Joo Yoon-woo pegó su mejilla a la de Tae-hyun y la frotó suavemente, añadiendo que olía “a bebé” mientras gemía de emoción.
—Ah, sí. Tuvimos que ausentarnos urgentemente, pero Baek-han vino a ayudarnos.
—¿Seo Baek-han? ¿El hijo del congresista Seo Hong-gyu?
—Sí. Yo fui llamado por Su Majestad la Reina, y Sang-woo tuvo que atender a los ministros. Fue una suerte.
—¿Y él vino sin que se lo pidieran?
—Sí. Se acercó primero y cuidó a Tae-hyun.
—Oh, ya veo…
Una rara vacilación se filtró en la voz del presidente Joo, quien normalmente no mostraba emoción al hablar de los hijos de otras familias.
—Mmm… Seo Baek-han, ese chico… Tiene potencial, pero… ¿cómo decirlo?
—Sé qué le preocupa. Pero como es un alfa como nuestro pequeño, parece que sintió afinidad. También presentó a Tae-hyun a algunos amigos de su edad.
—Si fue con amigos de Kyung-han o Yoon-woo, no hay problema. Y como Baek-han también es un genético, habrá mantenido a distancia a quienes son hostiles.
—¿Ah, sí? Entonces es un alivio… Debo llamar al director Ahn. Y tú contacta al congresista Seo.
—Sí, debería.
Sus padres intercambiaron miradas cautelosas. Parecían estar evaluando si alguien como Seo Baek-han sería una mala compañía para su maknae. En ese momento, Tae-hyun levantó valientemente la mano.
—Ese hyung es bueno.
—¿Bueno? ¿Quién? ¿Seo Baek-han?
Sus familiares abrieron los ojos como platos ante sus palabras inesperadas.
—Bueno, es diligente, pero…
Incluso Tae-hyun, que había hablado con entusiasmo de Baek-han, se detuvo al notar la resistencia sutil en sus miradas. ¿Qué…?
—Ay, a mí no me cae bien ese Seo Baek-han.
El tono juguetón de Joo Yoon-woo devolvió el ambiente a la normalidad. Tae-hyun casi pensó que había malinterpretado la situación.

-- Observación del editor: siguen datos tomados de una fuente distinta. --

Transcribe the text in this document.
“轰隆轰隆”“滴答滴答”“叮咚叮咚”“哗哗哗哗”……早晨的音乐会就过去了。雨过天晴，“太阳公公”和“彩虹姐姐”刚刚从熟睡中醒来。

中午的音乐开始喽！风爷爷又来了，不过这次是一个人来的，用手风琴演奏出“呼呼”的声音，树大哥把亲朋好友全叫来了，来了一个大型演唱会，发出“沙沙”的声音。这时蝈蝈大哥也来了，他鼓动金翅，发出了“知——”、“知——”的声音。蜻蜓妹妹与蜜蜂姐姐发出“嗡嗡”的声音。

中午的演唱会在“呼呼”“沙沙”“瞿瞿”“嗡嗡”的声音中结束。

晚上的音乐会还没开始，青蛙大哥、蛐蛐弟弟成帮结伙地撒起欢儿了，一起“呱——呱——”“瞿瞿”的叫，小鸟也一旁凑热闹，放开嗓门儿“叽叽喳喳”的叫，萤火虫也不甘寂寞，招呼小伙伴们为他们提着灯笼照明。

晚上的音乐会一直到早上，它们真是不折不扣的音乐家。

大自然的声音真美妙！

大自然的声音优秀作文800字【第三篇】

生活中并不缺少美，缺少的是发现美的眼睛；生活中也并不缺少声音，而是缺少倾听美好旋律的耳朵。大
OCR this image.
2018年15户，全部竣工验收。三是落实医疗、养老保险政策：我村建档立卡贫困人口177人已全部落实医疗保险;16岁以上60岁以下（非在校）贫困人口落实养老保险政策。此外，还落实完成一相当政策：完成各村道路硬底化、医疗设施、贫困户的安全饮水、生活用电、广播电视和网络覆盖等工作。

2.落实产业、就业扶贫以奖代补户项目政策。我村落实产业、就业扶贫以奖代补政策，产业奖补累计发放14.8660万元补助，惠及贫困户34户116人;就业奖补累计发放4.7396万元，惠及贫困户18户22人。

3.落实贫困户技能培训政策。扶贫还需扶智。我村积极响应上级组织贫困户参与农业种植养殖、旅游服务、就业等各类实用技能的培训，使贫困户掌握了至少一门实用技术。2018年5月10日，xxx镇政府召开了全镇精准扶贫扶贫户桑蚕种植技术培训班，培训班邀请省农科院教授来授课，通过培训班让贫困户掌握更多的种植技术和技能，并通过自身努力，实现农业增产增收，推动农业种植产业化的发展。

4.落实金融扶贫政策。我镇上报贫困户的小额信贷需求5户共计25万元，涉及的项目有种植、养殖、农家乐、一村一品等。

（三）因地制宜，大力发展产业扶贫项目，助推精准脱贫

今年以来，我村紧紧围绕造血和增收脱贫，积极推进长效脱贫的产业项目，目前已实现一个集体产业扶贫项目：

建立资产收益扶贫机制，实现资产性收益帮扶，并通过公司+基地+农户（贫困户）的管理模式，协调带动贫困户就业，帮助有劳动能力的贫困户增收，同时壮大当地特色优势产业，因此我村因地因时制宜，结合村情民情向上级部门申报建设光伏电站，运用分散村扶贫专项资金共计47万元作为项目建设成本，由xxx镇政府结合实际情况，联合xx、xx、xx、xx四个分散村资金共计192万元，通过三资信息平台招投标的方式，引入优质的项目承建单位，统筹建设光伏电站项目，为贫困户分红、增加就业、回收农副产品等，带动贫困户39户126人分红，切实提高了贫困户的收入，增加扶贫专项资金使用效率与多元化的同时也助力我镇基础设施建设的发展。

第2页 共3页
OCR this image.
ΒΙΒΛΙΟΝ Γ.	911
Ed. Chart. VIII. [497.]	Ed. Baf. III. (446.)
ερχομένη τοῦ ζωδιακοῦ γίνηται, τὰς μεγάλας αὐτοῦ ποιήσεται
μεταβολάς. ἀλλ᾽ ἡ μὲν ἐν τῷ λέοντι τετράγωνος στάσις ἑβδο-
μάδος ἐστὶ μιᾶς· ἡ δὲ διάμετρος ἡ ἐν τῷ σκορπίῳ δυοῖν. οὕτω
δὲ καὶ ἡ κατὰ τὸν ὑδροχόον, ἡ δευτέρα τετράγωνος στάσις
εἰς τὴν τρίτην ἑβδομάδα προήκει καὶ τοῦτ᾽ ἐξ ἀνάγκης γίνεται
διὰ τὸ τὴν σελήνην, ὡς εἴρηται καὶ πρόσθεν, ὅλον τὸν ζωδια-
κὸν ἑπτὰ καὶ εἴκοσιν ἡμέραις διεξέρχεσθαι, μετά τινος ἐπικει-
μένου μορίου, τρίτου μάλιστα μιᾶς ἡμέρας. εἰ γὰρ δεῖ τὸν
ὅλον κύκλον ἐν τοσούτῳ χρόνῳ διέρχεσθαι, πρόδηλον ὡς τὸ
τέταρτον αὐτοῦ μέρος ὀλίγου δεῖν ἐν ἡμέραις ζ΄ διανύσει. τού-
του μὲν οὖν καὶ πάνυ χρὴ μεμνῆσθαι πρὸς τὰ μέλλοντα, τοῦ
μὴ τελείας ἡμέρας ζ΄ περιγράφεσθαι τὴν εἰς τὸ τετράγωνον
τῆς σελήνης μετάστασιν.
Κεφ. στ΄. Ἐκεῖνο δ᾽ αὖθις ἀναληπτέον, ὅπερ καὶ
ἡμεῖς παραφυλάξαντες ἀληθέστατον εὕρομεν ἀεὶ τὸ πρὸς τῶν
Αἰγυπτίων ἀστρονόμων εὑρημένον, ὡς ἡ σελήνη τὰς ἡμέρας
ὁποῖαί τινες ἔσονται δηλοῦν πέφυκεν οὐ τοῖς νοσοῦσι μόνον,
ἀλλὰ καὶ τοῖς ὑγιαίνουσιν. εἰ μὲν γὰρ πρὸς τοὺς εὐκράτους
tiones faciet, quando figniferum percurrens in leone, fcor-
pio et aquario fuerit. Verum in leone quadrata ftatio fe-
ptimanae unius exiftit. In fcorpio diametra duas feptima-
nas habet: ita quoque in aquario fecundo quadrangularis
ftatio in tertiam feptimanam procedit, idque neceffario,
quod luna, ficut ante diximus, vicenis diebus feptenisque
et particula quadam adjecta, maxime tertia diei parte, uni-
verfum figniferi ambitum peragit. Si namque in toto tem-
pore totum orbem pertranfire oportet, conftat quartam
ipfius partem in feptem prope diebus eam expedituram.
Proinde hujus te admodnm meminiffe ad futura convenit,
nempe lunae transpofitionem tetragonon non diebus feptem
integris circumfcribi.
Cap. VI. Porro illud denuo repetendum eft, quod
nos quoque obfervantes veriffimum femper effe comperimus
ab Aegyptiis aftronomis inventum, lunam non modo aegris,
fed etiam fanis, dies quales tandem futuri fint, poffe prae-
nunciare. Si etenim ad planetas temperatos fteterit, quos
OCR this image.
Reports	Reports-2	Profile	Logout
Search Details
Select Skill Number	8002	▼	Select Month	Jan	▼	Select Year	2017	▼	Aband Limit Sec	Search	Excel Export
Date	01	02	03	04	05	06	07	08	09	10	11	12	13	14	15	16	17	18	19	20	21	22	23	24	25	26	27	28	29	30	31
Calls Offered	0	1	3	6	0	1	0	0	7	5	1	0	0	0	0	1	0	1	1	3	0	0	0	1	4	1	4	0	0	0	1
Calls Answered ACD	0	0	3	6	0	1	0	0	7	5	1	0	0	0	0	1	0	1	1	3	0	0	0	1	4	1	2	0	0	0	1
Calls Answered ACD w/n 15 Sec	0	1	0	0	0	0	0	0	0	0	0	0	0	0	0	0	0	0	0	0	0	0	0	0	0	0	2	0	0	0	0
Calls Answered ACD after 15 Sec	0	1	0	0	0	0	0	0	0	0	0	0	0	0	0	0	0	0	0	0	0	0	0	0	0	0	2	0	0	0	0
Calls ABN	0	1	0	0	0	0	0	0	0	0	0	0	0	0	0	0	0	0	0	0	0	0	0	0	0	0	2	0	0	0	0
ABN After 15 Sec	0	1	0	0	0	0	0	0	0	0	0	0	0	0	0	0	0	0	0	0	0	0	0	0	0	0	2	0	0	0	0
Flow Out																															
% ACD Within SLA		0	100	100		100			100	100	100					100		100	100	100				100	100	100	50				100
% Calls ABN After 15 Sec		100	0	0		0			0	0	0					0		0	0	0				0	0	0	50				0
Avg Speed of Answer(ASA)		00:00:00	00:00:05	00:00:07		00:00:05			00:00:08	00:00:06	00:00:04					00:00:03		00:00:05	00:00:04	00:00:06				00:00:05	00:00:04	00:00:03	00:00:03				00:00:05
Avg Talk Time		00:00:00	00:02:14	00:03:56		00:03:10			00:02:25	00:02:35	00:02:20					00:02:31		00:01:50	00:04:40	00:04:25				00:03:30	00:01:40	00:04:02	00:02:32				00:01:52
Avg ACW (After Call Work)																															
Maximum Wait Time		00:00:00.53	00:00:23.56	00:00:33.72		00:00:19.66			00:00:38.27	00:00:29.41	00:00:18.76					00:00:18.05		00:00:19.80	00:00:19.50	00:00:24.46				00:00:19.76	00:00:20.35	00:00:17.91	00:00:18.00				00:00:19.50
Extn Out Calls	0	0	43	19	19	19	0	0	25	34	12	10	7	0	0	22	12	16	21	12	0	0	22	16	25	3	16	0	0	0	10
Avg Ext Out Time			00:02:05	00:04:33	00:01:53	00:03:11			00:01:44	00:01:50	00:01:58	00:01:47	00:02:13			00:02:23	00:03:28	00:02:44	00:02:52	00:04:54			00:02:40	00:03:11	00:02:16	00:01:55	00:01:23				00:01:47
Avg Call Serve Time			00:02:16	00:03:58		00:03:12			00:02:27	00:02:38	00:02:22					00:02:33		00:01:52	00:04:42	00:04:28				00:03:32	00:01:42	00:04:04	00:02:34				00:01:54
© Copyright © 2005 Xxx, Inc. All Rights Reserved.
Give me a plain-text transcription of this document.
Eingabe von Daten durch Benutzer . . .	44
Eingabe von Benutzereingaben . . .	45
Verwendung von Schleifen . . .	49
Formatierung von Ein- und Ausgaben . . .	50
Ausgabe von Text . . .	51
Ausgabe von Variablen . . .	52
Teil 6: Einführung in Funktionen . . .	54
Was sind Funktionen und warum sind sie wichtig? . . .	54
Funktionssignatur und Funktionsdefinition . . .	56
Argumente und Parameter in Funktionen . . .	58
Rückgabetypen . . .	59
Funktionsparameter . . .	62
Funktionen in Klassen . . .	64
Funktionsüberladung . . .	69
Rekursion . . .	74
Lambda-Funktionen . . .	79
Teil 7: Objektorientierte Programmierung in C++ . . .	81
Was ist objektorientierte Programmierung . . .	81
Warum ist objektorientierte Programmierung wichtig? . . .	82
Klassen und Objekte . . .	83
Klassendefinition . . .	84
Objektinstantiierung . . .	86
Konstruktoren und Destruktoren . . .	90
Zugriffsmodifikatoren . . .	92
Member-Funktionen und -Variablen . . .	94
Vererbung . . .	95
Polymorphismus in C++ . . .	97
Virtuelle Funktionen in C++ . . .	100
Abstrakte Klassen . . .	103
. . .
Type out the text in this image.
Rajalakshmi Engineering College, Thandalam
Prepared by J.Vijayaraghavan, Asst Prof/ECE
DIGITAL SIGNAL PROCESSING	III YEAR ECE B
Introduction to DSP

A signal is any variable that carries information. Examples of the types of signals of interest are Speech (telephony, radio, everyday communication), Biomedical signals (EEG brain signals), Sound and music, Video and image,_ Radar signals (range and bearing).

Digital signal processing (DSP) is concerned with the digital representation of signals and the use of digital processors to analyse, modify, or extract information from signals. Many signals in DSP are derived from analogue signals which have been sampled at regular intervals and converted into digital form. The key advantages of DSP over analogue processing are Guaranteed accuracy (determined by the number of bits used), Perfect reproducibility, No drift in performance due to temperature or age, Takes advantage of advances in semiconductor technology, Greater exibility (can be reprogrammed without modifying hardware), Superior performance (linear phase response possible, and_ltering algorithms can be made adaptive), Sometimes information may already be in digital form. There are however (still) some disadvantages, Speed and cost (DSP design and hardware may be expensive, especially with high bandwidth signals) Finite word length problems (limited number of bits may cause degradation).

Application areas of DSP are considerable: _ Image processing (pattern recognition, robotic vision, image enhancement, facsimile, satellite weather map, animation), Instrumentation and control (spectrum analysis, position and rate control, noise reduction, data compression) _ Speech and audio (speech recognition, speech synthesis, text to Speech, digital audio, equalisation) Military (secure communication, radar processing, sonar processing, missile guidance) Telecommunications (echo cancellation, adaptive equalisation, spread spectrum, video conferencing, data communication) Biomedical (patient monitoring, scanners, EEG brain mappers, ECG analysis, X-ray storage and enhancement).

—Ese mocoso ya anda manipulando gente como si fuera un político profesional.
Pero si dijo que no le disgusta la política… ¿no es eso bueno? Tragó las palabras que le ardían en la lengua.
—Yoon-woo, deberías aprender de Baek-han. ¿Qué clase de forma de hablar es esa para una señorita?
—¿Qué clajje de formja de habljar ejsh ejshto?
—¡Joo Yoon-woo!
—¡Ay, pero es verdad! ¿Qué puedo aprender de ese repelente? Mira, hasta nuestro pequeño cayó en su trampa y dice que es bueno.
Aunque los padres alzaron un poco la voz por las travesuras de Yoon-woo, el tiempo en familia parecía terminar tan alegre como siempre.
O al menos así habría sido…
—Oye, tengo algo que decir.
—¿Mmm?
…Si no fuera por la bomba que soltó Tae-hyun.
—Quiero ir a la escuela.
—¿…Mmm?
—No una escuela normal. ¿Una de ciencias? O… ya saben, una buena escuela, a la que van personas inteligentes.